CRÍTICA | NÃO SOLTE
Não Solte, dirigido por Alexandre Aja, é um thriller psicológico que explora a linha tênue entre o amor protetor e a paranoia, ambientado em um mundo pós-apocalíptico. O filme segue uma mãe (interpretada por Halle Berry) e seus dois filhos, Nolan e Samuel, que vivem em uma cabana isolada e são obrigados a seguir regras rígidas, como nunca sair sem estarem amarrados a uma corda que os conecta de volta ao lar. Esse sistema de segurança, que serve para mantê-los longe de um mal que a mãe acredita existir na floresta, se transforma em um estudo sobre os limites da proteção materna e as fronteiras entre realidade e delírio.
A performance de Halle Berry é um dos pontos altos do filme. Sua interpretação consegue transmitir o pavor da mãe, uma mulher assombrada por traumas do passado e visões assustadoras de seus familiares mortos. A atuação de Berry é intensa, especialmente em momentos em que luta para proteger os filhos enquanto tenta manter sua própria sanidade. Contudo, embora sua performance seja muito boa, a construção da personagem se perde devido ao roteiro inconsistente, que oferece pouco espaço para que o público compreenda plenamente as motivações ou complexidades de sua psique.
Aja, conhecido por sua habilidade em criar tensão em espaços confinados, emprega novamente suas técnicas para manter o suspense, utilizando bem a casa isolada e os cenários tenebrosos da floresta. A direção de Aja cria uma atmosfera claustrofóbica e visualmente sombria, com o diretor de fotografia Maxime Alexandre adicionando uma estética suja e gótica que aumenta a sensação de perigo iminente. A trilha sonora de Robin Coudert complementa esse tom sombrio, trazendo à narrativa um sentimento de ansiedade constante.

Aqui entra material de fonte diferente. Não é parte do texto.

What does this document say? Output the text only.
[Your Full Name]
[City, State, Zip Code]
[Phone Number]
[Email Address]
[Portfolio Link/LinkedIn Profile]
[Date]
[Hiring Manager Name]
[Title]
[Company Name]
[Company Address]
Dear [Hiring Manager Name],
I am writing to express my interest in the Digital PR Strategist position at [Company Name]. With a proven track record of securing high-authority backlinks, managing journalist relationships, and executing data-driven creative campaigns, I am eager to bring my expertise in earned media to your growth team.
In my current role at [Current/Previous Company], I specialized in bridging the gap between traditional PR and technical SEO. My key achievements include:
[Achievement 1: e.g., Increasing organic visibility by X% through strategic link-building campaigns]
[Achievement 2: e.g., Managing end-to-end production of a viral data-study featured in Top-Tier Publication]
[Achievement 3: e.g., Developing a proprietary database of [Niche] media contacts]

Por outro lado, "Não Solte" falha em organizar suas várias ideias temáticas. O roteiro de KC Coughlin e Ryan Grassby parece confuso, misturando conceitos como trauma, doença mental, superproteção e alegorias à pandemia, sem uma linha clara que conecte esses temas de forma eficaz. A corda, que poderia simbolizar a dependência e a segurança, torna-se uma metáfora não totalmente explorada, e o suposto mal da floresta nunca é devidamente explicado, deixando o público se perguntando se tudo não passa de uma ilusão da mãe. Essa ambiguidade pode funcionar em filmes de terror psicológico, mas aqui se traduz em uma confusão narrativa que compromete o impacto da história.
A trama também é marcada por referências a outras produções do gênero, como “Um lugar silencioso”, mas sem a originalidade e a coesão necessárias para se destacar. A tensão inicial é bem construída, com uma série de cenas que exploram o medo crescente dos filhos em relação à mãe. O filme sugere que a mãe pode estar projetando seus próprios medos e traumas neles, mas essa ideia é tratada de maneira superficial, resultando em um final que parece abrupto e deixa pontas soltas.
Apesar dos problemas narrativos, algumas cenas específicas, como uma sequência com o cachorro da família, conseguem criar um suspense genuíno. Esses momentos, embora eficazes, são diluídos em meio a outras cenas que se arrastam e não contribuem para o avanço da trama. O terceiro ato é especialmente problemático, pois deixa de lado as questões mais intrigantes da história e opta por um clímax confuso e sem sentido, esvaziando o que poderia ter sido um final potente.
Não Solte, tenta ser uma parábola sobre a proteção materna, mas sua execução apressada e sua falta de clareza temática prejudicam a experiência. Halle Berry oferece uma performance dedicada, e Aja demonstra habilidade técnica na construção de tensão, mas o roteiro não apoia essas qualidades com uma narrativa coerente e impactante. Para os fãs de Aja, o filme pode decepcionar pela ausência da intensidade e do foco que caracterizam suas obras mais bem sucedidas. "Não Solte" é uma experiência visualmente interessante, mas narrativamente dispersa, que provavelmente deixará o público pronto para “deixar ir” quando os créditos finais rolarem.